Design criterion of critical mode ejector for PEMFC hydrogen supply and recycle system

Most studies on hydrogen ejectors focus on enhancing recirculation capability and extending the working range through structural optimization or innovation. Its wide application is limited by its performance deterioration dramatically due to its operating point slipping into the subcritical region under dynamic or fluctuating conditions. However, the criterion for ensuring and evaluating its operational stability is still lacking. Therefore, this study proposes a design criterion for stable and efficient hydrogen ejector, and a critical mode ejector is designed under the criterion. The internal flow characteristics, recirculation capability, and operational stability of the designed ejector are analyzed using an experimentally validated 2D axisymmetric CFD model. The findings indicate that the increase in primary flow pressure may decrease the critical recirculation ratio (ω⁎), but effectively increase the critical back pressure (pc⁎). In addition, the ω⁎ increases roughly linearly as secondary flow pressure rises, while the pc⁎ is less affected by it. The ω⁎ is sensitive to anode gas relative humidity and increases with it, while its effect on pc⁎ can be disregarded.
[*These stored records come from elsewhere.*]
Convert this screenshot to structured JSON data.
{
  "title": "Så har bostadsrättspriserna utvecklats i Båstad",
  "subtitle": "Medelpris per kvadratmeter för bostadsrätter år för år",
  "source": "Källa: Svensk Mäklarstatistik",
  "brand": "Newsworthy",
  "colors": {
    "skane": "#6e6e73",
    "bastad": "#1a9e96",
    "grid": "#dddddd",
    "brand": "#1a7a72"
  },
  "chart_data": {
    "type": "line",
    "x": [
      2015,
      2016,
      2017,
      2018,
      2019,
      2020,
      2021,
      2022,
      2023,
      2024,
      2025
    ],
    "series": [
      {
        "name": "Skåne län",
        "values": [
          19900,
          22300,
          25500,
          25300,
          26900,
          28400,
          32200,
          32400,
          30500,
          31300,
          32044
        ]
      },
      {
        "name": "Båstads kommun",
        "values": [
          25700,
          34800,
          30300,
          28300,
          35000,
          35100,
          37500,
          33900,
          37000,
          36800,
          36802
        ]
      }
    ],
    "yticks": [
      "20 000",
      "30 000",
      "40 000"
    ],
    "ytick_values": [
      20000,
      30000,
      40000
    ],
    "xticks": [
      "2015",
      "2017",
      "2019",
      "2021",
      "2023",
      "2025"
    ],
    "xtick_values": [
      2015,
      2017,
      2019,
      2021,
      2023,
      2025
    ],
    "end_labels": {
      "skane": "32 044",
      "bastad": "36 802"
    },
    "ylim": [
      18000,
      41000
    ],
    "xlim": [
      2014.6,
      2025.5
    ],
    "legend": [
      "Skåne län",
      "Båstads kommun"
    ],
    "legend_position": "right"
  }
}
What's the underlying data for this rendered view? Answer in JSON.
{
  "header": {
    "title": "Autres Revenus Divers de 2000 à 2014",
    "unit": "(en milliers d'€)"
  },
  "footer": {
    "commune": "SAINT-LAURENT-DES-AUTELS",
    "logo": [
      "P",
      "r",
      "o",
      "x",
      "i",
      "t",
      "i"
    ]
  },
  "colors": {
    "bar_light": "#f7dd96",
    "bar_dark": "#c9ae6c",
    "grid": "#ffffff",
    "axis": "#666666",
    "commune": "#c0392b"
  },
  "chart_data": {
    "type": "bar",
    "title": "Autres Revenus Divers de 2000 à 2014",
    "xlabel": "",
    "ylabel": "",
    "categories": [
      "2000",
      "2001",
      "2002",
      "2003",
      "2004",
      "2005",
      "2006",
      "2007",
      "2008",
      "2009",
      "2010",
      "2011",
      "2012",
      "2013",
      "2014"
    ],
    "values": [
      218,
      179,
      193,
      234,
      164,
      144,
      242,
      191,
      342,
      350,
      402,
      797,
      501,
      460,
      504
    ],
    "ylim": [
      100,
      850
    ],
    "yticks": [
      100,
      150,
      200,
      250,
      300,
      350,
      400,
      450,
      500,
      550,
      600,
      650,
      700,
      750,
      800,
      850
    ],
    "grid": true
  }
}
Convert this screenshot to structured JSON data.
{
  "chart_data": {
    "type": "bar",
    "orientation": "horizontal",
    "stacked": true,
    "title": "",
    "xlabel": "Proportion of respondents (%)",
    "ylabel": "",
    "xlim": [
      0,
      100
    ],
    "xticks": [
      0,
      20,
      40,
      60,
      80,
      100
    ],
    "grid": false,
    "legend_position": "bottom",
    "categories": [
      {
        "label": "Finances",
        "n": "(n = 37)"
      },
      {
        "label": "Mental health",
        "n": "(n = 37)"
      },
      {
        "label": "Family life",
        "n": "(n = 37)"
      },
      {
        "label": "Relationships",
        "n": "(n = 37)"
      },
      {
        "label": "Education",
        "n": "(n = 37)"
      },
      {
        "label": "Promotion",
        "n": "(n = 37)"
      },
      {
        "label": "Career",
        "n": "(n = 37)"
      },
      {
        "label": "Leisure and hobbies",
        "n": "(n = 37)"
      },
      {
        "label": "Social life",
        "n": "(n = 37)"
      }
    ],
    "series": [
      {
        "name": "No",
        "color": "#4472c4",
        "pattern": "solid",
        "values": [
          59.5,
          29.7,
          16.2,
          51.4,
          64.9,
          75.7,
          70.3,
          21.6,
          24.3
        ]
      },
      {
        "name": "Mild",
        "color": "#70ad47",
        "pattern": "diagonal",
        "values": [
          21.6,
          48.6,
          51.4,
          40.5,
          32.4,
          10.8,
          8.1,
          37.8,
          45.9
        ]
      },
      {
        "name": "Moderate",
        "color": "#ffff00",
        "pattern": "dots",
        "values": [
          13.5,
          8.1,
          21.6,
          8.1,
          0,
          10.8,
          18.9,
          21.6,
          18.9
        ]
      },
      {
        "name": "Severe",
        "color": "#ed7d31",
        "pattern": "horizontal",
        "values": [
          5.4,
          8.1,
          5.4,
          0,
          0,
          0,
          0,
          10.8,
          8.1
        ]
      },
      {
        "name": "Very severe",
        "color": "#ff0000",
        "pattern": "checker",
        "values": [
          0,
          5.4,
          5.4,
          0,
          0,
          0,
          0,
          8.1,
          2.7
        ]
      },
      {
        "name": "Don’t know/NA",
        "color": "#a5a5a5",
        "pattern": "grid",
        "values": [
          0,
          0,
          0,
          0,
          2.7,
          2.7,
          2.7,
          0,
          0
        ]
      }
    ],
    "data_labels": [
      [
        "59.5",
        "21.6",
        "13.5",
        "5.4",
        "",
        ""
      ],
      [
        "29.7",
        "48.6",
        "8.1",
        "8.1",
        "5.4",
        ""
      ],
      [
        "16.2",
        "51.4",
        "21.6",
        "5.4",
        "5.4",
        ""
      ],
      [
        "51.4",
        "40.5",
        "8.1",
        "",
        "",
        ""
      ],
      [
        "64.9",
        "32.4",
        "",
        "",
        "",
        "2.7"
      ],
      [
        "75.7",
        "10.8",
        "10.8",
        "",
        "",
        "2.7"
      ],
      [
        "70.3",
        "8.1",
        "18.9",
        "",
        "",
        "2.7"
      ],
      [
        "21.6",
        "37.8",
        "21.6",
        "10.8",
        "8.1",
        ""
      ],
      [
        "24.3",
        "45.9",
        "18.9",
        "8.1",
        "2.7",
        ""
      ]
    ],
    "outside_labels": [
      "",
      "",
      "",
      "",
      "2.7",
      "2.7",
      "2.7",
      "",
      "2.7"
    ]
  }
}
Considering both the recirculation capability and operational stability, the designed critical mode ejector can operate within a power range of 38.86–86.59 kW, with the corresponding stability margin of 5–90 kPa and minimum ω⁎ above 0.72. The designed ejector not only meets the requirement of ω but works in the critical mode over a wide power range compared to other hydrogen ejectors reported in the literature. Compared to ω⁎, pc⁎ should have a higher priority in designing hydrogen ejectors. This research may contribute to designing stable and efficient ejectors used in PEMFC and promote its wide application.